Reminds me of this Verge article reporting that kids growing up with iPhones don’t know what files or directories are: https://www.theverge.com/22684730/students-file-folder-direc...
Very much an intentional goal of the OS when it came out, the hope being that the concepts of files and folders might never be needed. A bold move to get rid of a mental overhead for using a computer that was never natural or intuitive to non-tech users. They eventually had to back off a bit, but it’s an amazing accomplishment that most users can still use these devices as if files weren’t a thing.
How long do you think that IT professionals will need to care about hierarchical file systems?
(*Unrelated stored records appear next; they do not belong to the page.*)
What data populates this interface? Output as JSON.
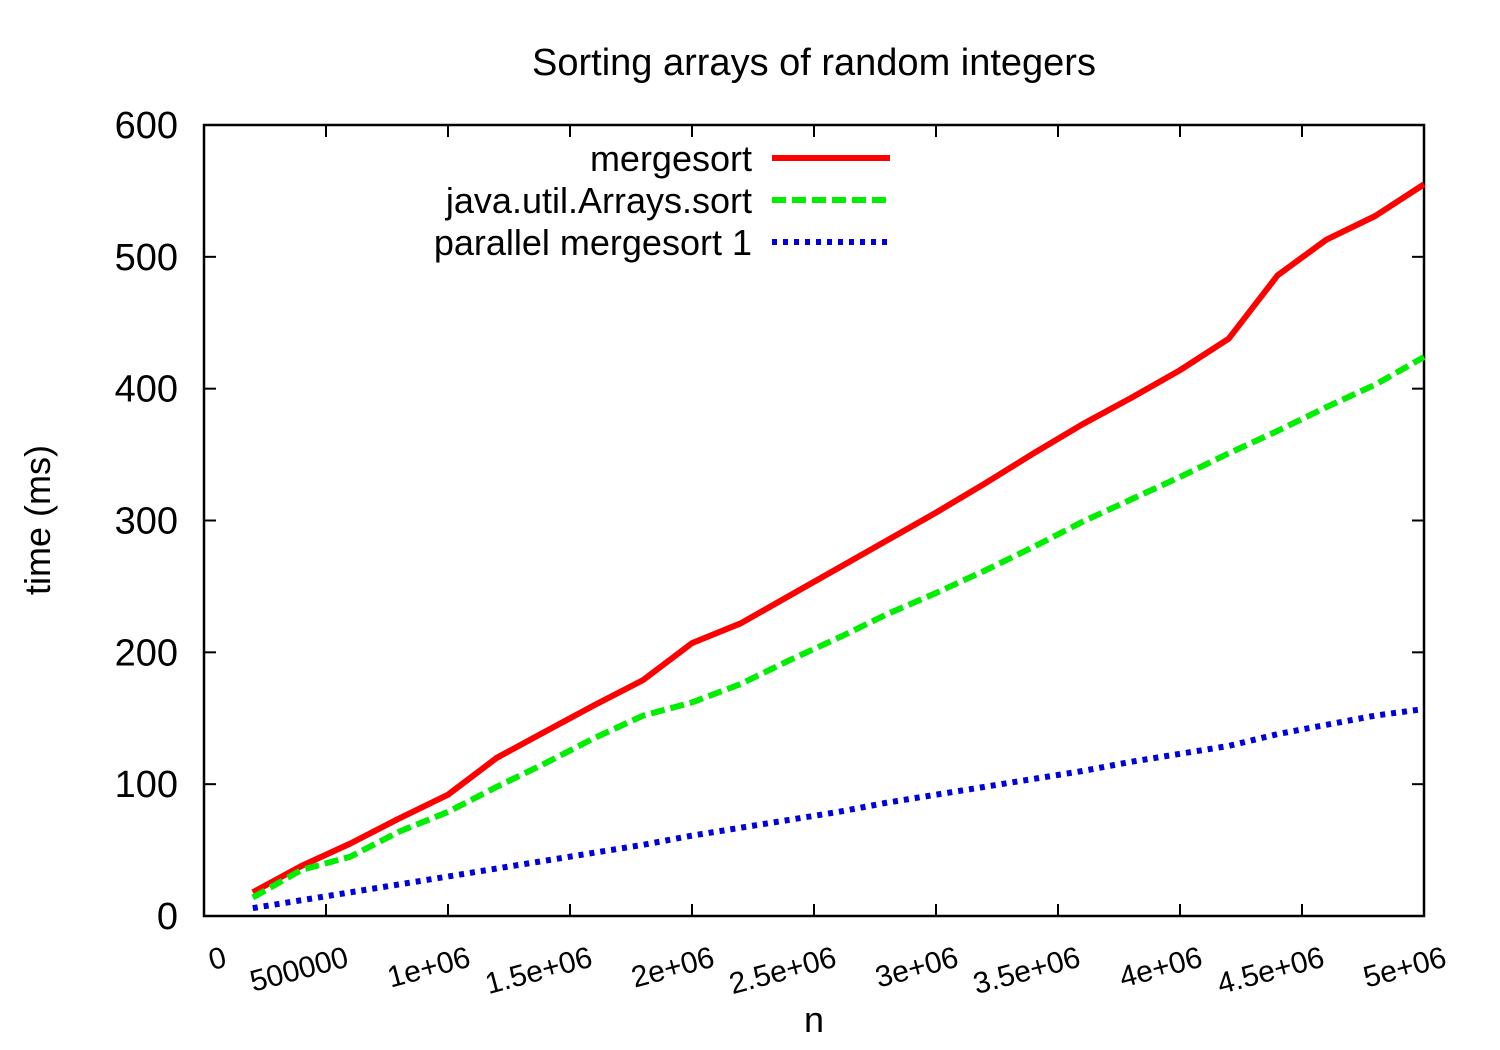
{
  "chart_data": {
    "type": "line",
    "title": "Sorting arrays of random integers",
    "xlabel": "n",
    "ylabel": "time (ms)",
    "xlim": [
      0,
      5000000
    ],
    "ylim": [
      0,
      600
    ],
    "grid": false,
    "legend_position": "top-left-inside",
    "x_ticks": [
      0,
      500000,
      1000000,
      1500000,
      2000000,
      2500000,
      3000000,
      3500000,
      4000000,
      4500000,
      5000000
    ],
    "x_tick_labels": [
      "0",
      "500000",
      "1e+06",
      "1.5e+06",
      "2e+06",
      "2.5e+06",
      "3e+06",
      "3.5e+06",
      "4e+06",
      "4.5e+06",
      "5e+06"
    ],
    "y_ticks": [
      0,
      100,
      200,
      300,
      400,
      500,
      600
    ],
    "y_tick_labels": [
      "0",
      "100",
      "200",
      "300",
      "400",
      "500",
      "600"
    ],
    "x": [
      200000,
      400000,
      600000,
      800000,
      1000000,
      1200000,
      1400000,
      1600000,
      1800000,
      2000000,
      2200000,
      2400000,
      2600000,
      2800000,
      3000000,
      3200000,
      3400000,
      3600000,
      3800000,
      4000000,
      4200000,
      4400000,
      4600000,
      4800000,
      5000000
    ],
    "series": [
      {
        "name": "mergesort",
        "color": "#ff0000",
        "style": "solid",
        "values": [
          18,
          38,
          55,
          74,
          92,
          120,
          140,
          160,
          179,
          207,
          222,
          243,
          264,
          285,
          306,
          328,
          351,
          373,
          393,
          414,
          438,
          486,
          513,
          531,
          555
        ]
      },
      {
        "name": "java.util.Arrays.sort",
        "color": "#00ee00",
        "style": "dashed",
        "values": [
          14,
          35,
          45,
          64,
          79,
          98,
          116,
          135,
          152,
          162,
          176,
          194,
          211,
          229,
          245,
          262,
          280,
          299,
          316,
          333,
          351,
          368,
          386,
          403,
          424
        ]
      },
      {
        "name": "parallel mergesort 1",
        "color": "#0000dd",
        "style": "dotted",
        "values": [
          6,
          12,
          18,
          24,
          30,
          36,
          42,
          48,
          54,
          61,
          67,
          73,
          79,
          86,
          92,
          98,
          104,
          110,
          117,
          123,
          129,
          138,
          145,
          152,
          157
        ]
      }
    ]
  }
}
Yeah this is true, friends that are professors say they now have to have a basic class early in the semester that explains folders, files, and other basics to students.
Funny, I'm in the first group but I'd much rather have it search everything by default: because I organize my files, if I'm searching for one that means that I don't know where it is, so I need to look everywhere.
To me this is definitely it. Using non-technical people's computers is eye-opening. Thousands of files scattered around on the Desktop, Documents, or wherever they just happened to go. Finding something in a specific directory would be a completely foreign concept.
Well, count me in the third group: I make use of hierarchical storage, consistent naming conventions, and other organizational tricks to give me a rough idea of where any file might be. I also fail miserably at it (apart from dev/programming stuff, which all is in `~/dev/<project name>`) and rely heavily on search to find anything again.

As search is fast enough nowadays with indexing, I'd rather have it search the whole disk every time than the directory I'm in just to realize I've put it someplace else.

Funny enough, I'm in the first group but prefer Finder's default behavior for the second group.